Страсть и надежда — страница 24 из 57

— Ну что, дочка, вот и в наш дом сваты пожаловали. Выйдешь замуж за Миро? — спросил Баро.

Кармелита промолчала. И неожиданно, вдруг, хотя никто этого не показал, все вспомнили о недавнем побеге Кармелиты. И у каждого закралась мыслишка, сомненьице: а не повторится ли и сегодня такое, как в ночь на Ивана Купалу.

— Ну? Что же ты? Люди собрались, твоего решения ждут, — неслышно, шепотом, одними губами сказала Рубина.

Все замерли. В гостиной стало невыносимо тихо.

— Что же ты молчишь, дочка? — подал голос Баро. Первой взяла себя в руки бабушка невесты (судьба у бабушек такая — быстрей всех думать и всех выручать).

— Не торопи ее, Баро. Не каждый день сваты в доме бывают, — с какой-то театральной игривостью сказала Рубина. — Сколько людей разом собралось, девочка оробела.

— Чего робеть?! Все свои, — заметил сват.

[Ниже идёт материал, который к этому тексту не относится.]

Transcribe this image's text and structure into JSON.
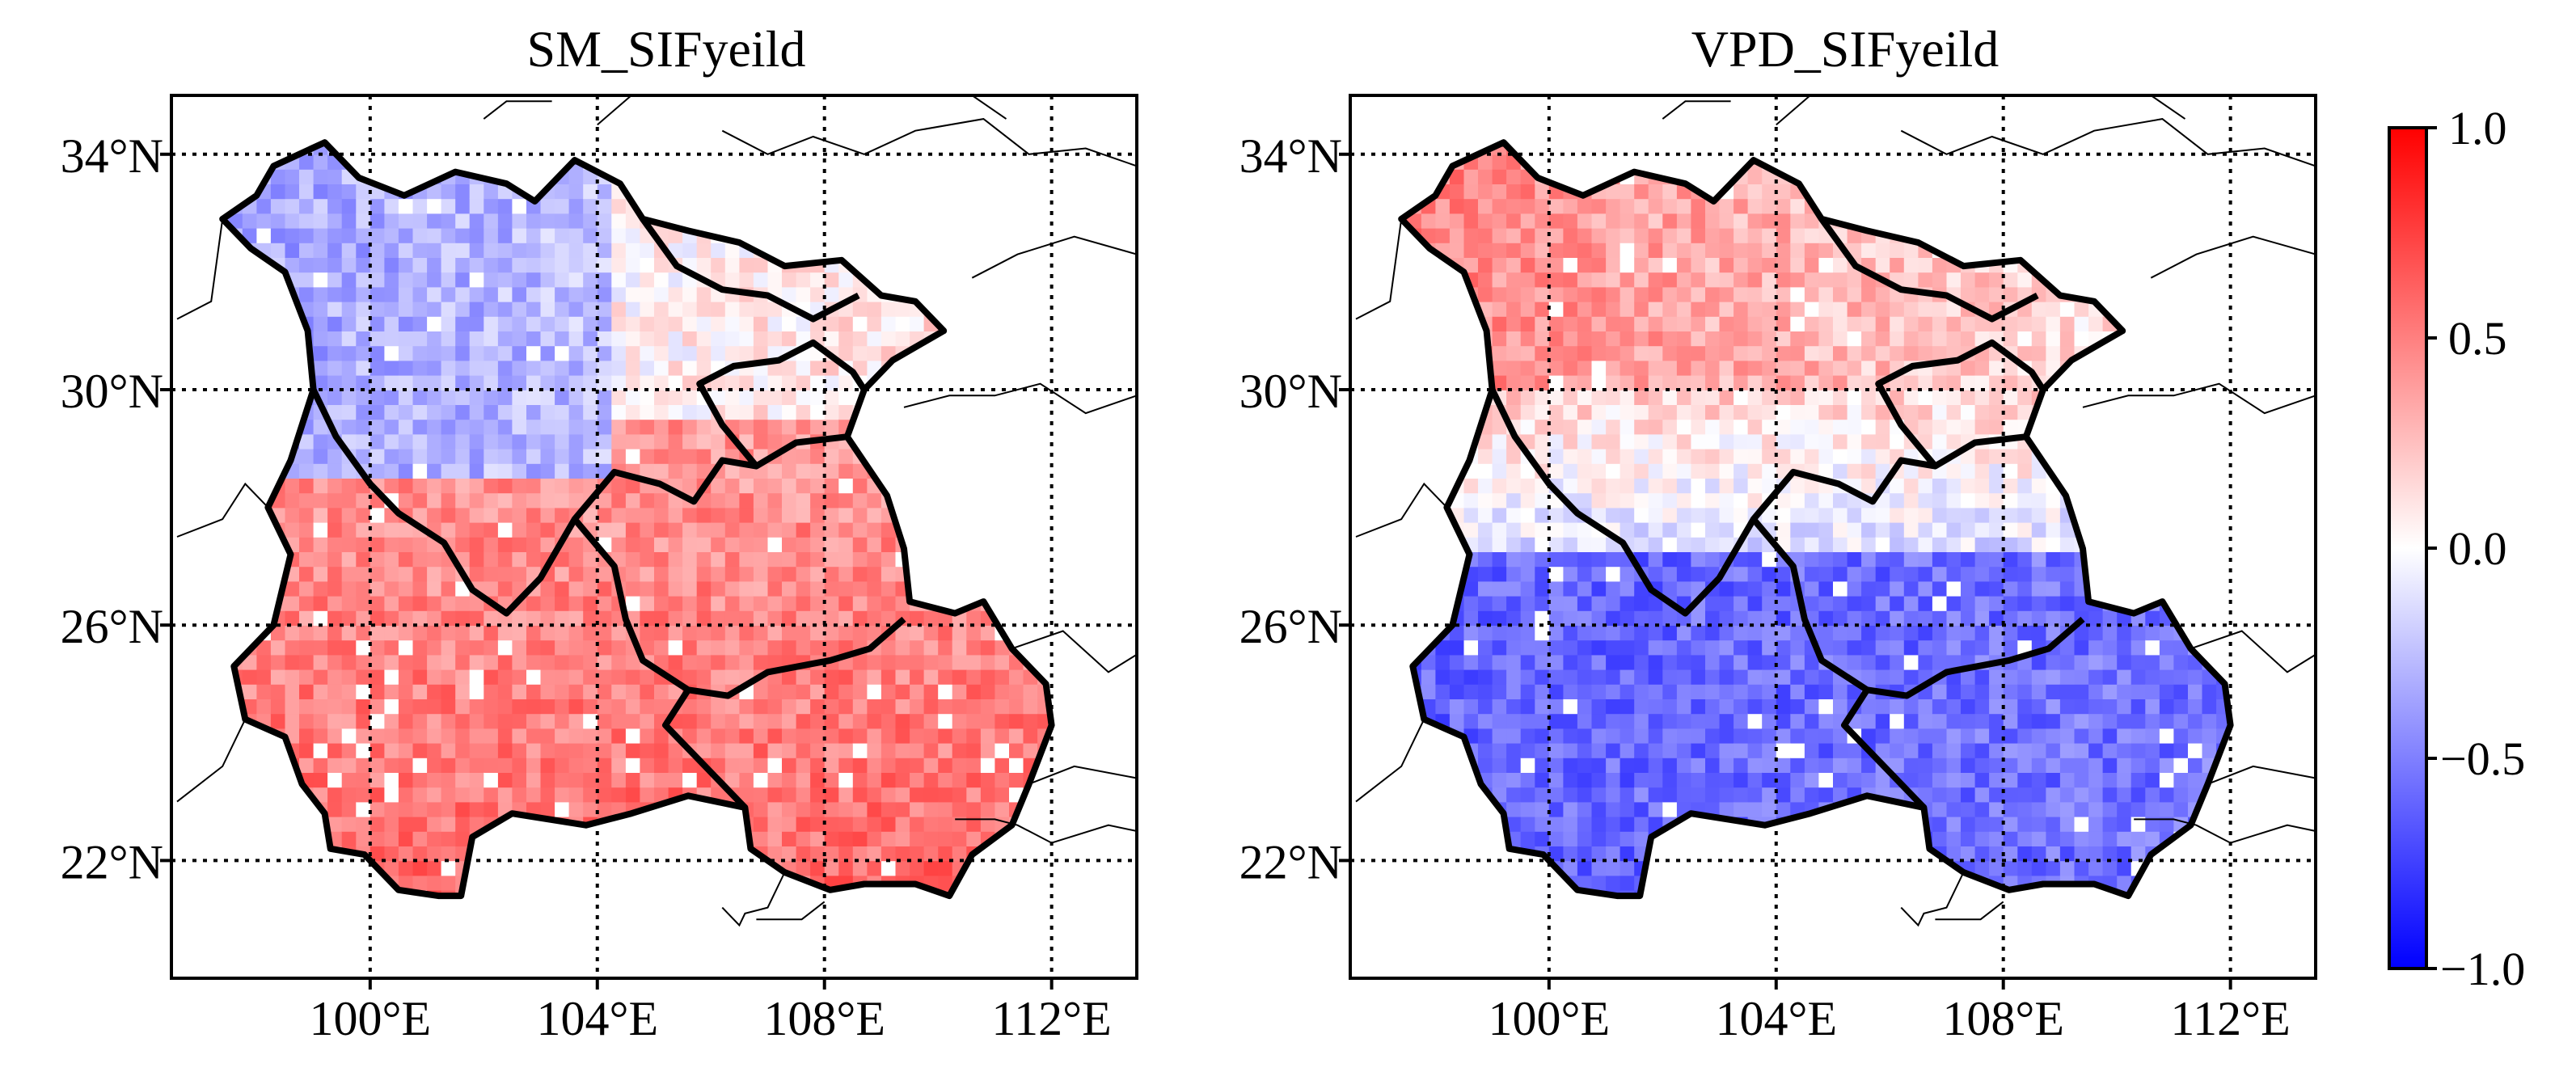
{
  "figure": {
    "colorbar": {
      "ticks": [
        {
          "value": 1.0,
          "label": "1.0"
        },
        {
          "value": 0.5,
          "label": "0.5"
        },
        {
          "value": 0.0,
          "label": "0.0"
        },
        {
          "value": -0.5,
          "label": "−0.5"
        },
        {
          "value": -1.0,
          "label": "−1.0"
        }
      ],
      "min": -1.0,
      "max": 1.0,
      "colors": {
        "low": "#0000ff",
        "mid": "#ffffff",
        "high": "#ff0000"
      }
    }
  },
  "chart_data": [
    {
      "type": "heatmap",
      "title": "SM_SIFyeild",
      "x_range": [
        96.5,
        113.5
      ],
      "y_range": [
        20,
        35
      ],
      "x_ticks": [
        {
          "value": 100,
          "label": "100°E"
        },
        {
          "value": 104,
          "label": "104°E"
        },
        {
          "value": 108,
          "label": "108°E"
        },
        {
          "value": 112,
          "label": "112°E"
        }
      ],
      "y_ticks": [
        {
          "value": 34,
          "label": "34°N"
        },
        {
          "value": 30,
          "label": "30°N"
        },
        {
          "value": 26,
          "label": "26°N"
        },
        {
          "value": 22,
          "label": "22°N"
        }
      ],
      "grid": true,
      "value_range": [
        -1.0,
        1.0
      ],
      "pattern": "negative (blue, about -0.3) in the northwest above ~28°N west of 104°E; near zero in the north-center; positive (red, about 0.4–0.6) across the south and east"
    },
    {
      "type": "heatmap",
      "title": "VPD_SIFyeild",
      "x_range": [
        96.5,
        113.5
      ],
      "y_range": [
        20,
        35
      ],
      "x_ticks": [
        {
          "value": 100,
          "label": "100°E"
        },
        {
          "value": 104,
          "label": "104°E"
        },
        {
          "value": 108,
          "label": "108°E"
        },
        {
          "value": 112,
          "label": "112°E"
        }
      ],
      "y_ticks": [
        {
          "value": 34,
          "label": "34°N"
        },
        {
          "value": 30,
          "label": "30°N"
        },
        {
          "value": 26,
          "label": "26°N"
        },
        {
          "value": 22,
          "label": "22°N"
        }
      ],
      "grid": true,
      "value_range": [
        -1.0,
        1.0
      ],
      "pattern": "positive (red, about 0.4–0.5) in the north above ~30°N; near zero around 27–29°N; negative (blue, about -0.5 to -0.7) across the south"
    }
  ]
}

Увидев, что Баро начинает нервничать, к нему со спины зашла Земфира. И тихо так сказала:

— Подожди, Рамир. Рубина права. Не торопи девочку. Она успокоится, и все будет как надо.

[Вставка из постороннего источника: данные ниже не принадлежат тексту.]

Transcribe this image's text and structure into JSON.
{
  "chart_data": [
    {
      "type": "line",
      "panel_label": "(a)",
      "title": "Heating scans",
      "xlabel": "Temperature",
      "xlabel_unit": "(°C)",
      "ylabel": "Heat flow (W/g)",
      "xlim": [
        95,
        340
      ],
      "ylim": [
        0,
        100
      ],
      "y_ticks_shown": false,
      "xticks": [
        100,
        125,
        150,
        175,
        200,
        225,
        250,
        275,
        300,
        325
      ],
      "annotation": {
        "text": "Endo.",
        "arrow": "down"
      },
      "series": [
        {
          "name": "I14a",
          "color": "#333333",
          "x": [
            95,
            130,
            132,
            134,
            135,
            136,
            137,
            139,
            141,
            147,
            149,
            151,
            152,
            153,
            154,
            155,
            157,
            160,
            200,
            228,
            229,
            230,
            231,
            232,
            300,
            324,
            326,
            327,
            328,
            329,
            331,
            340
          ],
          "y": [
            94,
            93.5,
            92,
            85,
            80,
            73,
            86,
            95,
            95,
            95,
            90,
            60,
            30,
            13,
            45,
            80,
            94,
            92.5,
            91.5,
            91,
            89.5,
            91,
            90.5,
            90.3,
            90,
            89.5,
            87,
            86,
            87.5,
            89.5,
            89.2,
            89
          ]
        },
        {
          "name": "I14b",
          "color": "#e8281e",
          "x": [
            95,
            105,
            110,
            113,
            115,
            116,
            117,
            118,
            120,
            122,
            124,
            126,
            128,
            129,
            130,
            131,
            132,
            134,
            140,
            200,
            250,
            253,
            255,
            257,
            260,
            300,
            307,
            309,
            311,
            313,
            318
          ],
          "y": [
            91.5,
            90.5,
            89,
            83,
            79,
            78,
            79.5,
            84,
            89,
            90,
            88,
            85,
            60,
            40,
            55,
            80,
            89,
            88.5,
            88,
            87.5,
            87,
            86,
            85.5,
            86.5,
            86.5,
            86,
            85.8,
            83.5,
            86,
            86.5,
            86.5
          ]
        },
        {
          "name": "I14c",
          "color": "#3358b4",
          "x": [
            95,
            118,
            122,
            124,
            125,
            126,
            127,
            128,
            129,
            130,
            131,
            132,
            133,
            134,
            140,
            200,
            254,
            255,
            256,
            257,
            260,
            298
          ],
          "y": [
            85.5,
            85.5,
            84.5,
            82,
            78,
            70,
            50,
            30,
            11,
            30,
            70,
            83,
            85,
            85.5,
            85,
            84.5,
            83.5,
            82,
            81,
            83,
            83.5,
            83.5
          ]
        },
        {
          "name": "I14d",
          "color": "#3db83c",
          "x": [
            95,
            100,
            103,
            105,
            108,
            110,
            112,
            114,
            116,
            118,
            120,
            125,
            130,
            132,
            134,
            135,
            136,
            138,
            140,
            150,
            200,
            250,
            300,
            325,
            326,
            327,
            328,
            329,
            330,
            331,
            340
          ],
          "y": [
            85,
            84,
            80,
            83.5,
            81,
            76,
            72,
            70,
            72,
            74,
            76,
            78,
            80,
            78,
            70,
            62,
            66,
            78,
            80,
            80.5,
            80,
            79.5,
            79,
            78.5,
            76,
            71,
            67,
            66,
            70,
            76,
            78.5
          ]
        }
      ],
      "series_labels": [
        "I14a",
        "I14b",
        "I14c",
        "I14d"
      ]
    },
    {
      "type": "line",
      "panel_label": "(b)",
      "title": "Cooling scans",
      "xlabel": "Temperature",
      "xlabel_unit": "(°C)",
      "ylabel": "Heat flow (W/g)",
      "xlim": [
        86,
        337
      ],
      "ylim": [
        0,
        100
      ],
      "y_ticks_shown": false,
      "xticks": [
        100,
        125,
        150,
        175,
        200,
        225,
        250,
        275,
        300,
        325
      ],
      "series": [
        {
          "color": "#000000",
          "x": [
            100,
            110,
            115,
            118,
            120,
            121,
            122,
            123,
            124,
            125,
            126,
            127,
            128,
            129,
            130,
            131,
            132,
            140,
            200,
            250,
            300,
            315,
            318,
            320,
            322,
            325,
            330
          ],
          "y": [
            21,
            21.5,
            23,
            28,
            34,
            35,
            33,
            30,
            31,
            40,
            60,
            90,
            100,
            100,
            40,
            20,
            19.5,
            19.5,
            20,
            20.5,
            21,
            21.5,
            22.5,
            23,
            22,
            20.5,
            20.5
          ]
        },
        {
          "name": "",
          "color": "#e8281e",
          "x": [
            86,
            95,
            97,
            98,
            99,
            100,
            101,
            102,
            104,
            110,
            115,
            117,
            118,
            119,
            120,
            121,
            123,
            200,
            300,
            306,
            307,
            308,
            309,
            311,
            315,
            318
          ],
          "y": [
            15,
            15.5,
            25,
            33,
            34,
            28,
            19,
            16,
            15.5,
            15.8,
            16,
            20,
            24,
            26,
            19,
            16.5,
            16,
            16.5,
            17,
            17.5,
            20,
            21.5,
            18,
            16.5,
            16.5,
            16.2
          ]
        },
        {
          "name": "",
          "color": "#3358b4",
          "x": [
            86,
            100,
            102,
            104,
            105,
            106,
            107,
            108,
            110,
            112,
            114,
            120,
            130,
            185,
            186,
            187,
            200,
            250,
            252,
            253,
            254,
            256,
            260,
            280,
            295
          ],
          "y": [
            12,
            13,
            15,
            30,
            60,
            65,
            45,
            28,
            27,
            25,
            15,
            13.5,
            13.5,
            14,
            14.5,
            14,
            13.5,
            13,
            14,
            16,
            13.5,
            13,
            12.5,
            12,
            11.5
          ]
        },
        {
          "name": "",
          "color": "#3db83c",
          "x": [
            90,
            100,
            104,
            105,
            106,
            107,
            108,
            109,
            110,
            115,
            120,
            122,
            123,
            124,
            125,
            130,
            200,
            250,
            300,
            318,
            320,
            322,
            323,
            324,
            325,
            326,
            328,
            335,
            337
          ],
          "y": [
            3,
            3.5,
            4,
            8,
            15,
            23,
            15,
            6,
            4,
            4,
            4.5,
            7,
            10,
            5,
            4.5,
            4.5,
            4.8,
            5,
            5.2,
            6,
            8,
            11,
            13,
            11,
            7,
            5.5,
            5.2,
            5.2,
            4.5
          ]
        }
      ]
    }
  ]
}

Баро и сам понимал, что нельзя нервничать. И что еще важнее — нельзя показать другим, что ты нервничаешь. Он сдерживался, как мог. И все равно те, кто часто с ним общаются, наверняка заметили, как дрогнул голос Зарецкого, когда он спросил:

— Ну что, дочка, ты нам скажешь о своем решении? Я жду, Миро ждет, люди ждут, священник в церкви ждет… Ты выйдешь замуж за Миро?

Господи, как же тяжело. Как невыносимо тяжело сказать: "Да". И как больно сказать: "Нет". Что будет с отцом от такого позора. Вынесет ли он это, переживет ли?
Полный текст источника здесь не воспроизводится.